Superficially, the plan fits Bubbins’ sensibilities. The outdoorsy Castle Hill native is passionate about the environment, the Bronx and the waterfront. He and a team of Mott Haven residents have transformed a vacant lot on E. 141st Street into an orchard/playground/prayer hall. On Friday, July 10, Julio Garcia, 12, and Altariq Gentry, 10, roamed Brook Park, admiring collard greens, shooting hoops, chewing mint leaves.

But the rezone approval rankled Bubbins for a handful of reasons. On July 10, he pushed a canoe down E. 141st, past the Mott Haven Houses and the Major Deegan Expressway to the Harlem River and launched a watery Lower Concourse tour. First, Bubbins fears gentrification. Although the rezone incentivizes the construction of affordable housing, that housing may be built off-site and, according to Bubbins, its affordability is based on regional median income levels, not median income levels in the poor south Bronx.
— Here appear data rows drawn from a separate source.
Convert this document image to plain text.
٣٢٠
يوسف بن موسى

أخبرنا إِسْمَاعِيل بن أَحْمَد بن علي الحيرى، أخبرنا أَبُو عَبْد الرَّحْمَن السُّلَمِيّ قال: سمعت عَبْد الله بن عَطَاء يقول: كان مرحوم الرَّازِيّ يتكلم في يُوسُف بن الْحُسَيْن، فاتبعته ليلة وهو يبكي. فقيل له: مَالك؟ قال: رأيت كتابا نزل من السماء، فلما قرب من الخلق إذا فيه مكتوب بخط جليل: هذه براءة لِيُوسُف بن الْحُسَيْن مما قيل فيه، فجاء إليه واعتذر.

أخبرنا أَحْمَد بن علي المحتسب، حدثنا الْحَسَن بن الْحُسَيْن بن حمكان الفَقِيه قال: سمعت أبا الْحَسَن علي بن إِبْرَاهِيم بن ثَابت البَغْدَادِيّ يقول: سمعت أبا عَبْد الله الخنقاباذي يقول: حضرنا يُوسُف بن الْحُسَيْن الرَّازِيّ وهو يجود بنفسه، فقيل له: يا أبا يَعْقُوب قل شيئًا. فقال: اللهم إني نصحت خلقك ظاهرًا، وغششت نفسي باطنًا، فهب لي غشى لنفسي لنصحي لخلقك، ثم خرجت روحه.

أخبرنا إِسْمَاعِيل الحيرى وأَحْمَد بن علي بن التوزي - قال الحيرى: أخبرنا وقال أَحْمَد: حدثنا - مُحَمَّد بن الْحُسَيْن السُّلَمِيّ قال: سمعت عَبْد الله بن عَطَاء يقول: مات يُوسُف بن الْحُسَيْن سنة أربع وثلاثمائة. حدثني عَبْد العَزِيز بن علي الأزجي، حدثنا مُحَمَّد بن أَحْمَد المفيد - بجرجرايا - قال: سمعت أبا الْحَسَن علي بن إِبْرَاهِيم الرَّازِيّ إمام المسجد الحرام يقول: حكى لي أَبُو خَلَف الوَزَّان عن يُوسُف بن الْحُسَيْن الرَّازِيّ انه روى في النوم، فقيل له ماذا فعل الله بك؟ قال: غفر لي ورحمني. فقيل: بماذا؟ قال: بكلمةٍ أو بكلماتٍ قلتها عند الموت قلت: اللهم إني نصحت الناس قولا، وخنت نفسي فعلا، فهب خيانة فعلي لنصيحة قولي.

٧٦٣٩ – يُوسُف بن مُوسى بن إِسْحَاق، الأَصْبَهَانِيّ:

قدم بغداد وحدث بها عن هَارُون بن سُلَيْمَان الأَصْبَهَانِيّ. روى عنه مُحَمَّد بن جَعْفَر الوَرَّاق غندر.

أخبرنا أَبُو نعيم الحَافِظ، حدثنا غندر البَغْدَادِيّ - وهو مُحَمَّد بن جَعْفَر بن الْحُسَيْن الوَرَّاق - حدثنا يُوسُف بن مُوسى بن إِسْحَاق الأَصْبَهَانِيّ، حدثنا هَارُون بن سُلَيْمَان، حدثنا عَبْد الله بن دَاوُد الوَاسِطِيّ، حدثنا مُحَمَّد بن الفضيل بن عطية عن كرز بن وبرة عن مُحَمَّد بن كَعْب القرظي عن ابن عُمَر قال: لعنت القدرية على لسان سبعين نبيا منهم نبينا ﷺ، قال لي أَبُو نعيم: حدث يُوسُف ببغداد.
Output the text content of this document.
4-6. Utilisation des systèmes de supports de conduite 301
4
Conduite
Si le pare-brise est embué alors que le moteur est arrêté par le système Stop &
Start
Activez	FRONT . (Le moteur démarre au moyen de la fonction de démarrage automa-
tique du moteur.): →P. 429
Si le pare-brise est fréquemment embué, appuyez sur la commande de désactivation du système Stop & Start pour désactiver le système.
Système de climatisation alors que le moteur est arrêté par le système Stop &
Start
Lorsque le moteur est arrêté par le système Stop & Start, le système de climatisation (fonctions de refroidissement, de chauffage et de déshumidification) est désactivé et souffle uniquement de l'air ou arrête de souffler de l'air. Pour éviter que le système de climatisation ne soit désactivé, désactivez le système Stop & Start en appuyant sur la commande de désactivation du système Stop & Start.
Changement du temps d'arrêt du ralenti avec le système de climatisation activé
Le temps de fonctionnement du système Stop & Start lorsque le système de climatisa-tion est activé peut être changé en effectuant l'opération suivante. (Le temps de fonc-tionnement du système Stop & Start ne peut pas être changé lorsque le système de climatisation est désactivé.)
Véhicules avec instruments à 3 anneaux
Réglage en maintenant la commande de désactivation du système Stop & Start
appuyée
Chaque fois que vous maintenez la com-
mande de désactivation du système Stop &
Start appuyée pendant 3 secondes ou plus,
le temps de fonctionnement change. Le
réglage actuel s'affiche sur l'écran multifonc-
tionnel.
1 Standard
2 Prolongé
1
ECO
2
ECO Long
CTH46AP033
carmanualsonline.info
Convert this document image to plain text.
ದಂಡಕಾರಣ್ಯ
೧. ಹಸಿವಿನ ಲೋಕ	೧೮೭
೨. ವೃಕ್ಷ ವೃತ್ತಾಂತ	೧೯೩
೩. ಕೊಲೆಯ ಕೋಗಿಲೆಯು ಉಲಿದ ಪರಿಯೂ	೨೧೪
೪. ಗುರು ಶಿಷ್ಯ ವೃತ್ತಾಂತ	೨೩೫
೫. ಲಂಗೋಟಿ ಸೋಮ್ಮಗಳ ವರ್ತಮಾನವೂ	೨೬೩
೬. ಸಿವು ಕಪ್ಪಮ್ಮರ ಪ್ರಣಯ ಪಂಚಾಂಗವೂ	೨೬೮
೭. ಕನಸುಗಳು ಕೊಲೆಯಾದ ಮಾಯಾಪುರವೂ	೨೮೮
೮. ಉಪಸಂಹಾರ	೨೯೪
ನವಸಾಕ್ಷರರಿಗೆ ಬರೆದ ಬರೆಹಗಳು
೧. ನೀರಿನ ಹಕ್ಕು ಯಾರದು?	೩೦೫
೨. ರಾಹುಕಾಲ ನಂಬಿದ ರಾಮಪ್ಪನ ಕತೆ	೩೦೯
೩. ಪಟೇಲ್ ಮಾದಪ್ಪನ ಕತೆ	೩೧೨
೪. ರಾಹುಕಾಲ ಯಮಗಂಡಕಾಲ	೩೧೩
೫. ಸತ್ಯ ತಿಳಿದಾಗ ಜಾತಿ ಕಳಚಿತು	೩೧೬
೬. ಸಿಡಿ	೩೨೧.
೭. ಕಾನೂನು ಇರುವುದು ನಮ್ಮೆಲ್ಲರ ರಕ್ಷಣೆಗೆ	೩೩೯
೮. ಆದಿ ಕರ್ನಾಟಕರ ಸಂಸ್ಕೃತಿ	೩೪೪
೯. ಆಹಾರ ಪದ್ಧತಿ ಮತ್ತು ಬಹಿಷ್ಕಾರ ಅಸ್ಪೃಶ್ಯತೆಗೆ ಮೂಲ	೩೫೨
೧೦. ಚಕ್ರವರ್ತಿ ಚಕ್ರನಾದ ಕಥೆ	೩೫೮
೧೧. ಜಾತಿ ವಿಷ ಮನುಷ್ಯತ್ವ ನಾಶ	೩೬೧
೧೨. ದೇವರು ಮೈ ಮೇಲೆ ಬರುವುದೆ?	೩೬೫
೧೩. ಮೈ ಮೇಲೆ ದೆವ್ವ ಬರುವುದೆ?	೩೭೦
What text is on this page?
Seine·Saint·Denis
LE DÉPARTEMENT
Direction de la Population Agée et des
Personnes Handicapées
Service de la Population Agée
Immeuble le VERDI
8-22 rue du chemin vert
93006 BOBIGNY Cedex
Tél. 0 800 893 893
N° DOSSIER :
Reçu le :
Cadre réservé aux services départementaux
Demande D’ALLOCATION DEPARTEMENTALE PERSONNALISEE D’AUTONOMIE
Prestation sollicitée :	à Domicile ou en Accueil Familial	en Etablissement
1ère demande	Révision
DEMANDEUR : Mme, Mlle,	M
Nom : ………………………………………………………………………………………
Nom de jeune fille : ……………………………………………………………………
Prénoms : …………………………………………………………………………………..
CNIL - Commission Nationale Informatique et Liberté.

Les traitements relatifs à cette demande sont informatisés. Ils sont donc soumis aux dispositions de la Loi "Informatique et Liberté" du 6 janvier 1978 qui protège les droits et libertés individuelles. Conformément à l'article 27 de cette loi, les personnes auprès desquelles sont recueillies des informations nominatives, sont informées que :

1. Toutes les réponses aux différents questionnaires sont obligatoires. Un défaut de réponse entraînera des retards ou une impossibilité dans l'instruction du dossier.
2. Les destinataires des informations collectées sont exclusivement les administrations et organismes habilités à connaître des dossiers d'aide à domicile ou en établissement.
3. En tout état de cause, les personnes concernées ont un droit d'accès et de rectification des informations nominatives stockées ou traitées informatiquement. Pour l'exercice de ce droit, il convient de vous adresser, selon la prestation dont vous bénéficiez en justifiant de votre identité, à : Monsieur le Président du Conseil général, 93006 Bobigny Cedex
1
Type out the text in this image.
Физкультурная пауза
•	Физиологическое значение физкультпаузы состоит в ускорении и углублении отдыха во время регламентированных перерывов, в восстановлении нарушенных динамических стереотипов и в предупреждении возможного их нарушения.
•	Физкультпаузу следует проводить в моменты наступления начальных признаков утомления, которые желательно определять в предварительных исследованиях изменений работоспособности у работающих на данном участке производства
Second, a freight rail line parallels and, for much of the Lower Concourse stretch of the Harlem River, protrudes from water only feet offshore. The rail line is an impediment to water amusements like swimming, inconspicuous on land but painfully obvious in a canoe. Third, Burden and the City Council have agreed to let Con Ed retain its waterfront parking lot and operations facility at Exterior and E. 141th streets. In fact, Con Ed will expand the facility in violation of the rezone. As penance, it’ll open a waterfront promenade on site.

Fourth, left out of Lower Concourse plan is Bubbins’ canoe launch, a vacant patch of weedy rock south of the Willis Avenue Bridge at the terminus of Park Avenue. According to Bubbins, it’s the only authentic waterfront access spot from Hunts Point to Highbridge and sites just outside of the rezone. It should be a public park, Bubbins said.

The plan will create a new 2.2-acre public park on the Harlem River between E. 144th and E. 146th streets, DCP spokeswoman Rachaele Reinoff said. Councilwoman Maria del Carmen Arroyo voted for the rezone on condition that the Parks Department investigates Bubbins’ Park Avenue spot. A feasibility study is underway, Reinoff said.

The rail line is an impediment to water fun, Reinoff admitted. But the promenade will sit two feet higher and only two trains use the rail line each day.